Automatically created for me: - Ingress, TLS, Domain name, Deployment strategy, Dev/Prod environments through helm, Single repo configuration for source code, reproducible dev/prod build+run (Docker)...

If a company sets this up correctly developers can create tooling incredibly fast without any tickets from a core infra team. It's all stable and very performant.

I'd never go back to the old way of deploying applications after seeing it work well.

[throw_away_341]

> If a company sets this up correctly developers can create tooling incredibly fast

I find that it has its place in companies with lots of micro services. But I think that because it is made "easy" it encourages unnecessary fragmentation and one ends up with a distributed monolith.

In my opinion, unless you actually have separate products or a large engineering team, a monolith is the way to go. And in that case you get far with a standard CI/CD pipeline and "old school" deployments

But of course I will never voice my opinion in my current company to avoid the "boomer" comments behind my back. I want to stay employable and am happy to waste company resources to pad my resume. If the CTO doesn't care about reducing complexity and costs, why should I?

[mlrtime]

In my example it was a simple CRUD app, no microservice. It could just as easy been ran by scping the entire dev dir to a vm and ensuring a port is open.
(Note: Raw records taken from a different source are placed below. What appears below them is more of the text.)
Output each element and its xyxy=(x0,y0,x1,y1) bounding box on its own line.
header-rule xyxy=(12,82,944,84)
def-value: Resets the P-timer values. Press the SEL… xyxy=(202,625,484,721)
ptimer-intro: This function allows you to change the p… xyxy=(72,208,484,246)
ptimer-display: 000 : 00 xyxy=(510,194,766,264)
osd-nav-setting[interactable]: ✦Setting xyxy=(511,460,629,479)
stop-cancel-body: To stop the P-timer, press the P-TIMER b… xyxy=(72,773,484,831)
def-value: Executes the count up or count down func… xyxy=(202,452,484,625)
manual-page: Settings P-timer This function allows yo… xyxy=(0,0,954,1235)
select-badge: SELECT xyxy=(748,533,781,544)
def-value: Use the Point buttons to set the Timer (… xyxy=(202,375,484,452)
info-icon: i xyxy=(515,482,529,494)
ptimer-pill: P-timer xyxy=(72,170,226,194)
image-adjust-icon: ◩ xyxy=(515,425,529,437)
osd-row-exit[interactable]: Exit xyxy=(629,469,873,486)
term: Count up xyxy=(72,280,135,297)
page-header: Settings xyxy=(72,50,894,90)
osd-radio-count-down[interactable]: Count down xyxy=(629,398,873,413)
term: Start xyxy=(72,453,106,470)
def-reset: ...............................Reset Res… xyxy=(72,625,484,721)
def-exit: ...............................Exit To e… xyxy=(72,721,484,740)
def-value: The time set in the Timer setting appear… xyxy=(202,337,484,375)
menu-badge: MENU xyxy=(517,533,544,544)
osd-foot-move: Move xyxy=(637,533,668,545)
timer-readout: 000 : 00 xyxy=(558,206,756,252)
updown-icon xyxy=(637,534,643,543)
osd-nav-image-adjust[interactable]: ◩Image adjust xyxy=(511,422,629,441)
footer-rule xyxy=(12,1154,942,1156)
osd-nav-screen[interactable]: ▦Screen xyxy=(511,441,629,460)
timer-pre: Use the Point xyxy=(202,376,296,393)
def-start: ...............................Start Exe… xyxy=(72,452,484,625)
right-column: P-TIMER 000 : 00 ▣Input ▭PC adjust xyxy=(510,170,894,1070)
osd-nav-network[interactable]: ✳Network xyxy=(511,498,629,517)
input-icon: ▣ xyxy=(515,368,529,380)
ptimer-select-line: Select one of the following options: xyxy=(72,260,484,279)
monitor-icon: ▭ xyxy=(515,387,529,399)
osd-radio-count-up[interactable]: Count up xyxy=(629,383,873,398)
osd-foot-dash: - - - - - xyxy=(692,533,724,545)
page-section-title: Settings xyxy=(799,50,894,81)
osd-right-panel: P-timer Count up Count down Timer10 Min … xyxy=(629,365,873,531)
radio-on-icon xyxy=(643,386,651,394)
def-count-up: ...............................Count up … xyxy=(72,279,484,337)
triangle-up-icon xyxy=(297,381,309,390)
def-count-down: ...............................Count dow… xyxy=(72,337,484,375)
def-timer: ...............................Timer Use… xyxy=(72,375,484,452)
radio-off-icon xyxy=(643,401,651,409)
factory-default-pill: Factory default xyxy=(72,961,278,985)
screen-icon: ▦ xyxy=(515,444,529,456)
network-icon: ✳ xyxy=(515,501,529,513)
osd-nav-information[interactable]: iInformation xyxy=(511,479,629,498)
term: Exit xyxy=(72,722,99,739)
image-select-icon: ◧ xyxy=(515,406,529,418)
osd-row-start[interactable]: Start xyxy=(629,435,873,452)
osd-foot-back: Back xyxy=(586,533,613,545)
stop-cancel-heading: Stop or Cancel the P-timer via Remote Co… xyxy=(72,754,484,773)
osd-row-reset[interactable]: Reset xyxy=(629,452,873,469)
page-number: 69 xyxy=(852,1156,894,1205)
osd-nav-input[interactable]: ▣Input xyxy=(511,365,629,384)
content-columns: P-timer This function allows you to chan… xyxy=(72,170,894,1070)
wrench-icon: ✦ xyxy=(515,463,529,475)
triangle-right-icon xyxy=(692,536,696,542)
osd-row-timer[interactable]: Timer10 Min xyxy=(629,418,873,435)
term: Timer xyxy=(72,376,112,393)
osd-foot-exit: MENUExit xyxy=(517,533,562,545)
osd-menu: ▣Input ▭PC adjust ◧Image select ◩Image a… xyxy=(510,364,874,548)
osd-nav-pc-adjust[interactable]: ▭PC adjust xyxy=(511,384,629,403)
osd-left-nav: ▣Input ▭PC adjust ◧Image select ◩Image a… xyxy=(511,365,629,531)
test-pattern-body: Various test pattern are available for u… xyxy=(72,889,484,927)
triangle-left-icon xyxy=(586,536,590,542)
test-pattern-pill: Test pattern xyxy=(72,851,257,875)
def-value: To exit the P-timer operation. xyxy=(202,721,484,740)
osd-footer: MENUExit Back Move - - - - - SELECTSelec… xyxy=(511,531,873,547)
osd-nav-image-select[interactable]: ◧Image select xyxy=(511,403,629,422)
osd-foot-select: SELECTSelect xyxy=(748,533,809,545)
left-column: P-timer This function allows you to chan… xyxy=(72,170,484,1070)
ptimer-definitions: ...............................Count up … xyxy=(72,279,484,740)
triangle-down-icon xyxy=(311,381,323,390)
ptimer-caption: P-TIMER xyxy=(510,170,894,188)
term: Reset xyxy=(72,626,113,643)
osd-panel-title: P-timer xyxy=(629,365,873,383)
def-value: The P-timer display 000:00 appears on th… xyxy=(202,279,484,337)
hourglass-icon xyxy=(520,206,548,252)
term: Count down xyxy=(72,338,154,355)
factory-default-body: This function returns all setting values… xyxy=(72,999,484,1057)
But I wouldn't get many of the things I described above and I don't need to monitor it at all.

Also a release is just a PR merge + helm upgrade.

[throw_away_341]

You had PR merge and automatic release before Kubernetes too, and it's not that hard to configure.

If one has a small project where a few seconds of downtime is acceptable, you can just setup a simple Github action triggered on commit/merge. It can scp the file to the server and run "sysctl restart" automatically. I have used this approach for small side projects (even with external paying users)

And if you need a "no downtime" release, a proper CI/CD pipeline can handle a blue/green switch. I don't think you would spend much more time setting that up, than Kubernetes from scratch unless you have extensive experience with Kubernetes.

[roryirvine]

You're not expecting them to set k8s up from scratch, just as you'd not expect the dev team to set up the datacentre power or networking from scratch for the server in your "scp and sysctl restart" scenario.

Typically, a k8s installation is looked after by a cross-functional Platform team, who look after not just the k8s cluster but also the gateways, service mesh, secrets management, observability and other common services, shared container images, CI/CD tooling, as well as platform security and governance.

These platform services then get consumed by the feature dev teams (of which there could be anywhere between half a dozen and multiple thousands). To deploy a new app, those dev teams need only create a repo and a helm chart, and the platform's self-service tooling will do the rest automatically. It really shouldn't take more than a few minutes for a team with some experience.

Yes, it's optimised for a very different scale of operation than a single server at a managed hosting provider. But there are plenty of situations in which that scale is required, and it's there that k8s shines.

[steve1977]

> just deployed a realtime streaming webapp tool for our team in a few days to k8s pods.

How long would you estimate that deployment would have taken with more a „classic“ approach? (e.g. deploying to a Java application server)

[mlrtime]

Too opened ended of a question, but in 'old days' it would be a ticket for a new vm, then back and forth between dev and infra to setup the host, deploy the application etc...

[trenchpilgrim]

If you had a really good team, hours. At most companies, days to weeks. At worst, months.

With a well managed Kubernetes, around 5-15 minutes. Not a theoretical time, I have personally had thousands of devs launch that quickly on clusters I ran.